The Monroe County Industrial Development Agency has issued a firm ultimatum to Medley Centre's developer.
During its meeting this afternoon, the COMIDA board approved a resolution to terminate a tax incentive agreement with Medley owner Bersin Properties if the company does not make overdue payments by May 1. Under the resolution, the agency would terminate the agreement on May 2.
County Executive Maggie Brooks appeared at today's meeting to request the resolution. The board also approved a second resolution — which Brooks also requested — stating that the agency would work alongside the county on any related legal action.
Brooks lauded COMIDA members and staff for working to attract and retain businesses in Monroe County. She said the incentives the board grants have resulted in substantial jobs and property tax revenue, and yield far more benefits than costs to the community.
"The good work of this board has been overshadowed by this saga," Brooks said.
Earlier this year, Bersin Properties failed to make its annual payment under a payment-in-lieu-of-taxes agreement with COMIDA, the Town of Irondequoit, and the East Irondequoit School District.

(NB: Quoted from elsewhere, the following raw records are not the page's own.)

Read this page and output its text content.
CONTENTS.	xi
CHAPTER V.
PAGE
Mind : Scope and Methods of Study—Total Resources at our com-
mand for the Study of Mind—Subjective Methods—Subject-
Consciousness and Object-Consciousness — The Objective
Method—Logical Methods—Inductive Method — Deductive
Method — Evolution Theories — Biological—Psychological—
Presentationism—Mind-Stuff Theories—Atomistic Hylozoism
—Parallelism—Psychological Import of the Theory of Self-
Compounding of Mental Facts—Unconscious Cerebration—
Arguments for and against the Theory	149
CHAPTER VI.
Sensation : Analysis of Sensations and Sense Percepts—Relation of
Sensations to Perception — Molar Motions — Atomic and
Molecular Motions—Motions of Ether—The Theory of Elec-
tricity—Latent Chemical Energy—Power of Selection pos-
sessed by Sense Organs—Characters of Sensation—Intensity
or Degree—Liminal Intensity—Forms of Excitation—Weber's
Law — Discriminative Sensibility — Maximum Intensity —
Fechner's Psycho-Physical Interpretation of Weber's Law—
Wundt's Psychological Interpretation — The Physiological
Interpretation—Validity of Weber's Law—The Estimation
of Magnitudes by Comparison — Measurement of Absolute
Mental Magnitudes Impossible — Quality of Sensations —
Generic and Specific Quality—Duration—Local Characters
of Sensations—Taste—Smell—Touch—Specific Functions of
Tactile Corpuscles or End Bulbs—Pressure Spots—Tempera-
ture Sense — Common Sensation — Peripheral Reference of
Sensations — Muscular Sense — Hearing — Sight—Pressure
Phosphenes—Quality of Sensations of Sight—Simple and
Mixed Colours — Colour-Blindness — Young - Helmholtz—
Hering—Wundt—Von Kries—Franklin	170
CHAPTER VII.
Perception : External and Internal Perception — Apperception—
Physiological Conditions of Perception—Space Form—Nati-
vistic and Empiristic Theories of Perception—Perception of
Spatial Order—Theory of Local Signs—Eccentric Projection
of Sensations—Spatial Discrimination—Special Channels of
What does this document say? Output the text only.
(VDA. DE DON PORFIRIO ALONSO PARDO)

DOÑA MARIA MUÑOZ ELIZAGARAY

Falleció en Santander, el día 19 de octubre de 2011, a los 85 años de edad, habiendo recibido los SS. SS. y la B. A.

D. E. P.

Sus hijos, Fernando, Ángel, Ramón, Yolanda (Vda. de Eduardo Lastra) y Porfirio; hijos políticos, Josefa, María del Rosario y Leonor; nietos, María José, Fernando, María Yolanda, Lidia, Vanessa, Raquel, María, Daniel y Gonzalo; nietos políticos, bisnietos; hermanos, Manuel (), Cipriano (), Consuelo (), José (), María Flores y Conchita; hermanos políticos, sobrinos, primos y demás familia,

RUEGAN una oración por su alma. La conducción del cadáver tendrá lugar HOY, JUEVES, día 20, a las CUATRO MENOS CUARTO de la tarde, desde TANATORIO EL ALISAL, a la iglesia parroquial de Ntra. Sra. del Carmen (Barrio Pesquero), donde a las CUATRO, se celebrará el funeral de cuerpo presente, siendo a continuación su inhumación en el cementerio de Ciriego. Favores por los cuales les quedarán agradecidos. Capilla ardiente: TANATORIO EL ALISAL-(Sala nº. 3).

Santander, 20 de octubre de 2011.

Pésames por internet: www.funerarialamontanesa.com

And it also failed to make a $3.5 million penalty payment to the governments, which it owes because last year it missed a $165 million investment milestone in the project.
In February, officials from the local governments sent a letter to Bersin officials, saying the company needed to make good on $3.9 million in outstanding payments, or the town and school district would ask COMIDA to terminate the agreement.
"There is no dispute they're in default," Mike Townsend, COMIDA's attorney, said during today's meeting.
Scott Congel of Bersin has asked for an amended PILOT agreement, saying in letters that the current agreement is an obstacle to getting financing for the project.
COMIDA board member Eugene Caccamise, who in the past has been optimistic about the Medley project, said he still thinks the developer can turn the mall around. But Congel needs to pay the local governments first and worry about other details later.
"Talked to him [Congel] this morning, asked him to pay," said Caccamise, who backed both resolutions. Caccamise is the labor representative on the COMIDA board.
[UPDATE 3:35 p.m.] Bersin Properties managing principal Scott Congel released the following statement about the COMIDA resolutions:
"We are going to continue communicating with the county and COMIDA to attempt to resolve our differences. It is a billion dollar project with thousands of jobs and it is our goal to move forward."